De là, la première place, injustement usurpée par l'antiquité payenne, rendue à des âges, plus rapprochés de nous il est vrai, mais où nous nous sentons croire, aimer, souffrir, espérer, vivre enfin dans la personne de nos ancêtres qui ont cru, aimé, senti les mêmes choses et aux mêmes lieux que nous. De là cette réhabilitation, aujourd'hui presque complète, d'une époque que l'on s'était habitué, tant la cécité était profonde! à persiffler sans prendre la peine seulement de l'étudier; à condamner sans daigner écouter les justes réclamations que les monuments de son génie et de sa foi semblaient adresser du milieu de leur délaissement ou de leurs déplorables mutilations, au peuple que l'ignorance et l'erreur avaient rendu stupide à ce point de les blasphémer en les martyrisant, en les défigurant sous d'ignobles et putrides vêtements de théâtre, taillés dans ce style bâtard auquel Louis XV a légué son nom comme une souillure!

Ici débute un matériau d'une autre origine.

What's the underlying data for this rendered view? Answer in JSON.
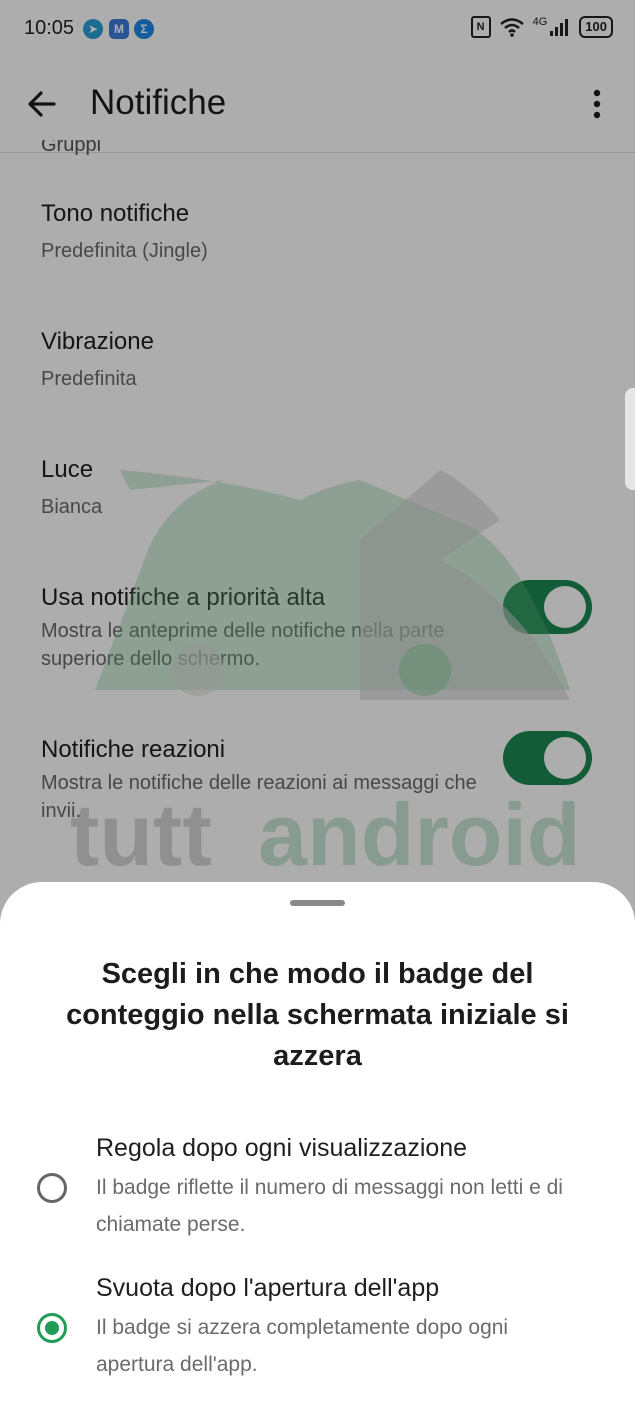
{
  "status_bar": {
    "time": "10:05",
    "app_icons": [
      "telegram-icon",
      "mail-icon",
      "sigma-icon"
    ],
    "network": "4G",
    "battery": "100"
  },
  "app_bar": {
    "title": "Notifiche"
  },
  "partial_section_label": "Gruppi",
  "settings": [
    {
      "title": "Tono notifiche",
      "subtitle": "Predefinita (Jingle)"
    },
    {
      "title": "Vibrazione",
      "subtitle": "Predefinita"
    },
    {
      "title": "Luce",
      "subtitle": "Bianca"
    },
    {
      "title": "Usa notifiche a priorità alta",
      "subtitle": "Mostra le anteprime delle notifiche nella parte superiore dello schermo.",
      "toggle_on": true
    },
    {
      "title": "Notifiche reazioni",
      "subtitle": "Mostra le notifiche delle reazioni ai messaggi che invii.",
      "toggle_on": true
    }
  ],
  "watermark": {
    "text_part1": "tutt",
    "text_part2": "android"
  },
  "sheet": {
    "title": "Scegli in che modo il badge del conteggio nella schermata iniziale si azzera",
    "options": [
      {
        "title": "Regola dopo ogni visualizzazione",
        "subtitle": "Il badge riflette il numero di messaggi non letti e di chiamate perse.",
        "selected": false
      },
      {
        "title": "Svuota dopo l'apertura dell'app",
        "subtitle": "Il badge si azzera completamente dopo ogni apertura dell'app.",
        "selected": true
      }
    ]
  },
  "colors": {
    "accent": "#1f9c55",
    "toggle": "#1b8a52",
    "scrim": "rgba(0,0,0,0.32)"
  }
}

Mais ce retour de la conscience publique sur ses jugements antérieurs, sur ses jugements de trois siècles d'intolérance artistique et littéraire au nom de l'antiquité payenne; ce retour équitable, raisonné vers une époque longtemps méconnue, disons le mot, méprisée par aveuglement et calomniée par calcul au profit de certaines passions et de certaines théories qu'il n'entre pas dans nos intentions de discuter ici; ce retour presqu'unanime aujourd'hui, ne se manifesta point en même temps chez toutes les grandes nations de l'Europe occidentale. Et il ne sera peut-être pas hors de propos ni sans intérêt de rappeler ici rapidement les principales phases de ce mouvement réactionnaire.

Comme celui qui l'avait précédé, c'est de l'Allemagne qu'il devait partir, C'est là que, favorisé par les circonstances, il devait déjà porter des fruits nombreux et brillants avant que les autres nationalités européennes secouassent à son exemple le joug du classicisme payen.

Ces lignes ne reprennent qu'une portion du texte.